On the Books uses Python and open source software to identify and transform digitized images of laws passed by the North Carolina legislature over a hundred-year period that have been made available by the Internet Archive. Algorithms run against the Internet Archive generated two plain-text corpuses: 1) all North Carolina Session Laws from 1866-1967 and 2) Jim Crow laws enacted by North Carolina. As acknowledged by project members, shortcomings of the identifying algorithm ultimately preclude a completely comprehensive survey of Jim Crow laws, though 905 Jim Crow laws are represented in the Jim Crow-specific text corpus. The algorithm also encountered issues with the inclusion of some false positives in the corpus. From there, the corpus was transformed through optical character recognition to turn digitized images into machine-readable text. On the Books then systematically mined each corpus using topic modeling and supervised classification to determine racist wording in official laws cast by North Carolina and to increase the searchability of the text corpora. Clarification on where human intervention was required beyond the supervised classification would assist those interested in deploying the same algorithm and workflow. Digital humanities researchers will find that publication of the project’s Python tutorials through Jupiter notebooks will be particularly useful. Published via the project’s GitHub repository, researchers can easily fork On the Books for their own research or classroom use.
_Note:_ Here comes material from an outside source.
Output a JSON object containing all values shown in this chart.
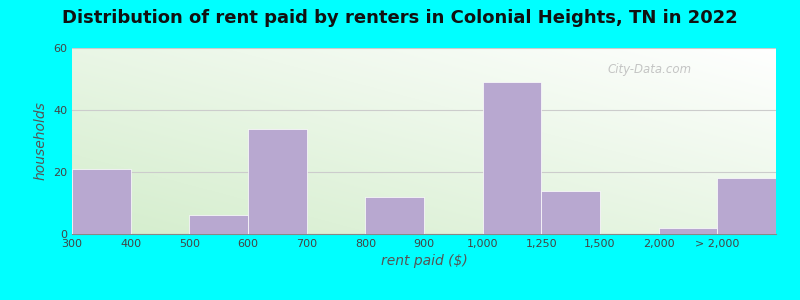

Beyond the GitHub repository, the project provides access to a white paper on the project, a timeline, primary and secondary source materials, and lessons that allow teachers to relay information about the Jim Crow laws to students. Contextual essays also make the content accessible to researchers and others interested in exploring Jim Crow laws passed in North Carolina. Some of the materials, like the lessons, timeline, and “The Laws in Context” page, serve to contextualize the Jim Crow laws by discussing their historical precedent and impact on African American and Native communities. Of special note is On the Books’ collaboration with the UNC Department of History and Carolina K-12’s director and manager, which resulted in outstanding resources for K-12 curricula. As such, On the Books engages audiences of varying ages and backgrounds to identify and make accessible heretofore disregarded and silenced histories through technological means.